“Quem não tem Inteligência Económica perde sempre”
Alain Juillet, figura de topo da Inteligência Económica, esteve em Lisboa para uma conferência da Business Intelligence Unit (da AICEP), dirigida por Joana Neves, mas antes falou à TDSnews.
É um homem da gestão de topo, dirigiu grandes empresas, e é também um homem de topo na intelligence... Isso faz de si uma das únicas pessoas bem familiarizadas com ambos os mundos. Além disso, fez a síntese destes dois mundos quando foi alto responsável pela inteligência económica junto do primeiro-ministro. Foi também muito próximo de presidentes da República. Tudo isto o torna uma pessoa excepcional, com uma perspectiva única sobre o Mundo... Posso perguntar-lhe como o vê?
Eu penso que, depois de passada a crise financeira, vamos viver uma época de mudança muito importante, mudança do poder detido pelos europeus e pelos americanos para a Ásia. Eu julgo que há uma transformação do equilíbrio do mundo e que esta mudança de equilíbrio vai alterar progressivamente todas as regras do jogo. E isto será muito importante.
Não quero dizer que os europeus já perderam, quero dizer que é preciso saber o que fazer com a mudança, senão perdemos mesmo. Isto para mim e o fundamental na visão do mundo actual.
Em segundo lugar, temos o problema financeiro ocidental, onde percebemos que a Finança considera estar acima das leis nacionais para praticar uma política internacional que não é do interesse dos estados. E isto coloca uma grande questão de fundo, porque, se os financeiros não jogam segundo regras definidas, teremos um grande problema no futuro.
Neste mundo hiper-competitivo que é o nosso, considera possível a afirmação ou mesmo a sobrevivência de um Estado ou de uma empresa que não se dote de capacidades de Inteligência Competitiva?
Eu julgo que cada vez mais será difícil para as empresas ou os estados que não utilizam a Inteligência Económica dar resposta aos problemas que encontram. Estou seguro disto porque o mundo está a tornar-se cada vez mais competitivo, os concorrentes estão muito melhores, e, portanto, se quisermos ganhar ou manter vantagem sobre a concorrência, é preciso ter boas informações para poder antecipar o que se vai passar e fazer-lhes face.
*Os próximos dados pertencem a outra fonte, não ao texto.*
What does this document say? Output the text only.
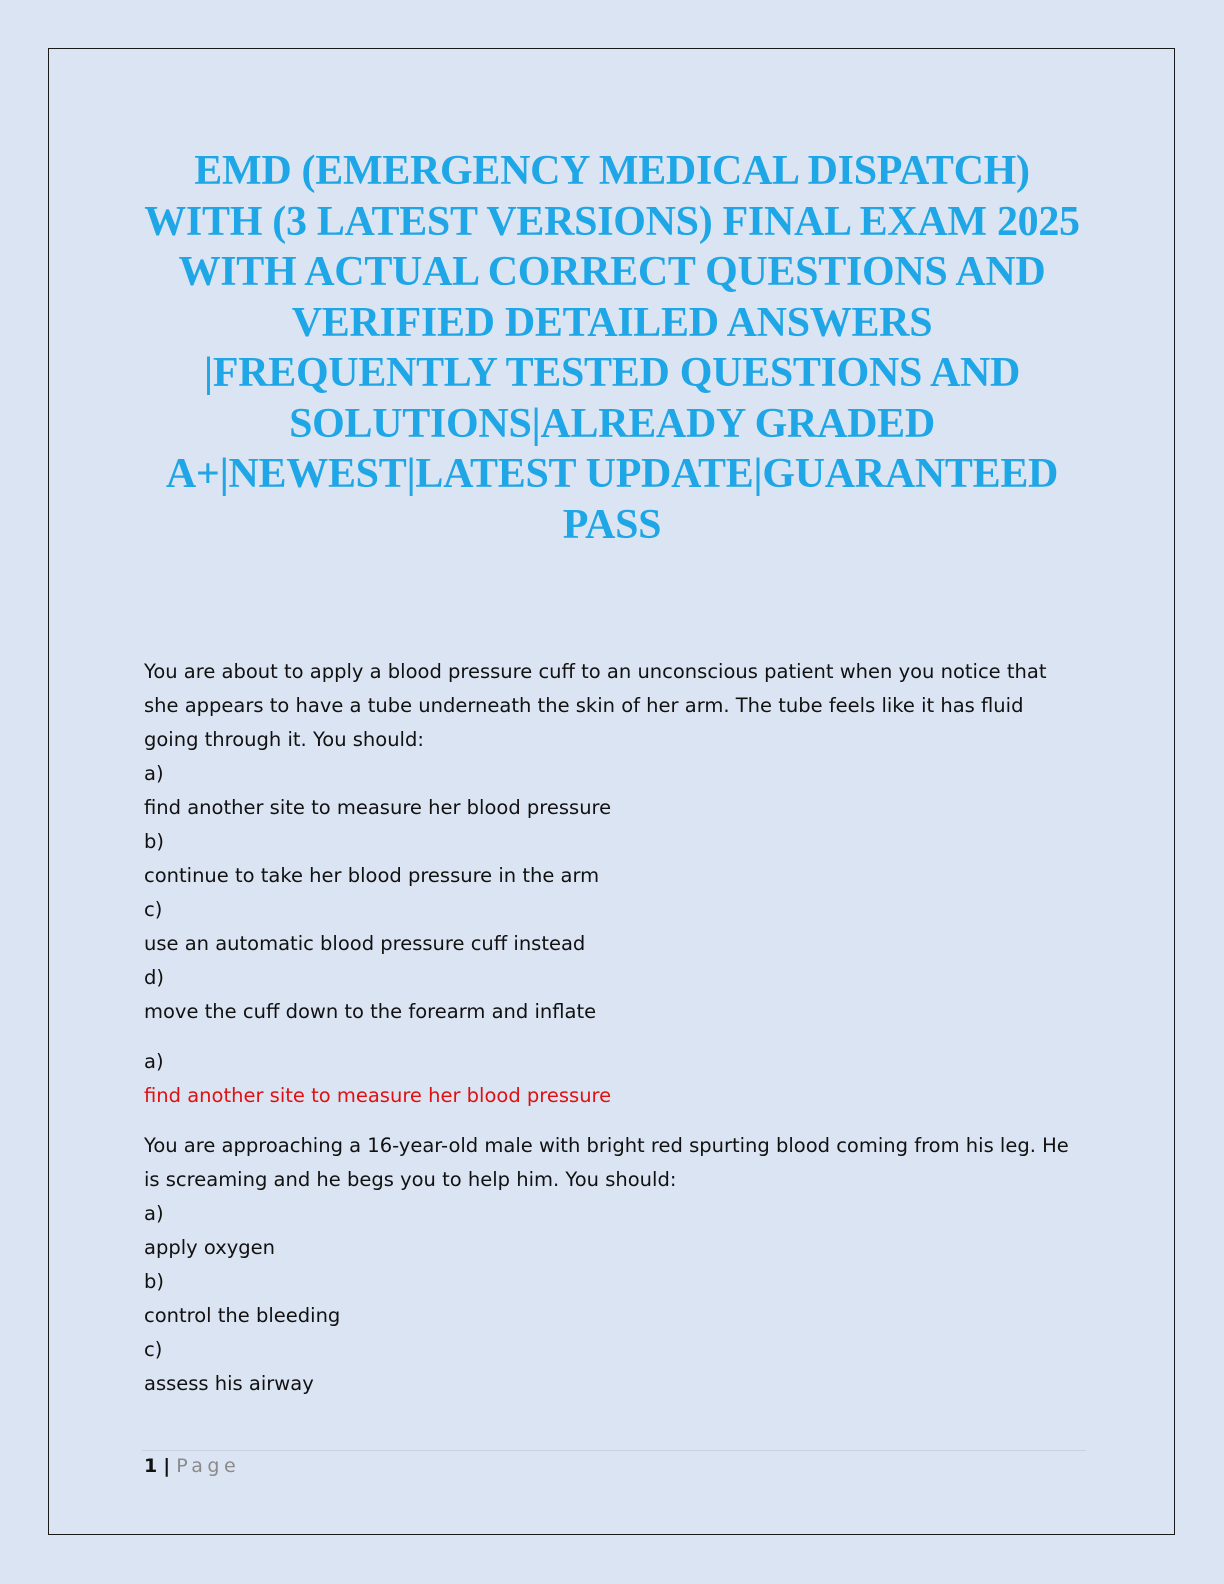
EMD (EMERGENCY MEDICAL DISPATCH) WITH (3 LATEST VERSIONS) FINAL EXAM 2025 WITH ACTUAL CORRECT QUESTIONS AND VERIFIED DETAILED ANSWERS |FREQUENTLY TESTED QUESTIONS AND SOLUTIONS|ALREADY GRADED A+|NEWEST|LATEST UPDATE|GUARANTEED PASS

You are about to apply a blood pressure cuff to an unconscious patient when you notice that she appears to have a tube underneath the skin of her arm. The tube feels like it has fluid going through it. You should:

a)

find another site to measure her blood pressure

b)

continue to take her blood pressure in the arm

c)

use an automatic blood pressure cuff instead

d)

move the cuff down to the forearm and inflate

a)

find another site to measure her blood pressure

You are approaching a 16-year-old male with bright red spurting blood coming from his leg. He is screaming and he begs you to help him. You should:

a)

apply oxygen

b)

control the bleeding

c)

assess his airway

1 | Page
Por isso, sim, eu creio que, hoje, se uma empresa e um estado não tiverem boas informações sobre a situação económica dos seus concorrentes e do mundo ficam numa situação cada vez mais difícil.
(...) é preciso saber o que fazer com a mudança, senão perdemos mesmo. Isto para mim é o fundamental na visão do mundo actual (...)
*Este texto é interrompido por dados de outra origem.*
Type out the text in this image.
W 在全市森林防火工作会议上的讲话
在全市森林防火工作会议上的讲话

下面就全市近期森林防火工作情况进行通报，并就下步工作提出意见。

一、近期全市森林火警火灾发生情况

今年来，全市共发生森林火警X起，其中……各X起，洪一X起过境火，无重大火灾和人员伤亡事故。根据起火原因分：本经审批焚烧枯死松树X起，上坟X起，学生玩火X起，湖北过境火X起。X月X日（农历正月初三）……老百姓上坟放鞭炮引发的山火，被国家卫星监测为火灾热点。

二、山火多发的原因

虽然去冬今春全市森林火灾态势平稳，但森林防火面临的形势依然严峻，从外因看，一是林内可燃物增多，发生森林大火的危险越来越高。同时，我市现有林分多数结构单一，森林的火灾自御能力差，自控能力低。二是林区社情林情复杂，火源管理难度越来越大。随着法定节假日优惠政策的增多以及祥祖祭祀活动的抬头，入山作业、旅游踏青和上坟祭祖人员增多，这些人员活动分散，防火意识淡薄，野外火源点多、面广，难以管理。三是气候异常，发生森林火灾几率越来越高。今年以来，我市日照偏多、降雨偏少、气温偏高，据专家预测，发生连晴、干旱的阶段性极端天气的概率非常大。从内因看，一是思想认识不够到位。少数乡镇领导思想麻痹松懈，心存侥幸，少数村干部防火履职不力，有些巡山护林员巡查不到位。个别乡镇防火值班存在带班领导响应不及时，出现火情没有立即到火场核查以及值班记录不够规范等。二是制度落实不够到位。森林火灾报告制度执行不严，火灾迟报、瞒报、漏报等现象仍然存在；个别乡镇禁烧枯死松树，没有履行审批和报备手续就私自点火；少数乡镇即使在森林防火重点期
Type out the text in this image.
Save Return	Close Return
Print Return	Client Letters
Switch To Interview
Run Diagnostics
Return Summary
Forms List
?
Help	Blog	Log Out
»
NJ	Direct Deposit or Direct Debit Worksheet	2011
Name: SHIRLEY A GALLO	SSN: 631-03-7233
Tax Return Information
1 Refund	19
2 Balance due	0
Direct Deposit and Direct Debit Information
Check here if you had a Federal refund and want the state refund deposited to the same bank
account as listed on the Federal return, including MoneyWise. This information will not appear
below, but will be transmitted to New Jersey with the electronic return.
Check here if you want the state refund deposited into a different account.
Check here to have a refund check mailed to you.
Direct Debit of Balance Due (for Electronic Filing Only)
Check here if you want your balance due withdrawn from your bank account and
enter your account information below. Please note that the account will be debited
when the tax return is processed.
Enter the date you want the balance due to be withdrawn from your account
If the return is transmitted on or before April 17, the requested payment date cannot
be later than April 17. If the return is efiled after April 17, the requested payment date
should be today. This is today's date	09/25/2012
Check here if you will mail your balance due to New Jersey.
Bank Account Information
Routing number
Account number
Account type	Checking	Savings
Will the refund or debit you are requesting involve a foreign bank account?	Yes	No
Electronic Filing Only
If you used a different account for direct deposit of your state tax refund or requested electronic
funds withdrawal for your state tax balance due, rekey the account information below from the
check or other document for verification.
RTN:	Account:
Exactamente, é isso. É necessário afirmar-se porque aquele que não é combativo, no mundo actual, perde e é o mais combativo que ganha. E é necessário também que seja capaz de resistir face à concorrência, e aí também é preciso ter os meios para se bater. E o primeiro meio para se bater, no caso dos homens, são os elementos de informação que permitem tomar a boa decisão.
O que une inovação, competitividade e Inteligência Económica?
Para mim a inovação é a capacidade de criar novos produtos, novos serviços e novas actividades que são realmente diferentes das que já existem. Ou seja, que geram uma ruptura. Porque, hoje, vivemos num mundo onde se “inova” através da declinação de produtos, serviços e actividades, com melhorias graduais. Mas, o mais difícil é ter uma verdadeira ruptura, uma verdadeira inovação. Se nós queremos fazer face à concorrência e formos capazes de inovar, criamos uma vantagem concorrencial em relação aos outros. Se criamos algo totalmente novo, os outros vão tentar ver como o podem copiar e perdem tempo, o que nos dá vantagem.
A competitividade é outra coisa, é a capacidade de uma empresa ou estado encontrar nos recursos humanos, materiais, etc., os meios para competir de igual para igual com os concorrentes. Nós não podemos ser bons em tudo, é impossível, mas, pelo menos, é necessário que em certos domínios nós sejamos verdadeiramente melhores que os outros, ou seja, competitivos.
Eu penso que os americanos definiram bem o que denominam por inteligência competitiva, quando dizem que o que conta são os concorrentes e não o mercado. Se nós conhecermos os concorrentes, conhecemos as falhas, as qualidades, sabemos onde somos melhores que eles e onde podemos ser competitivos.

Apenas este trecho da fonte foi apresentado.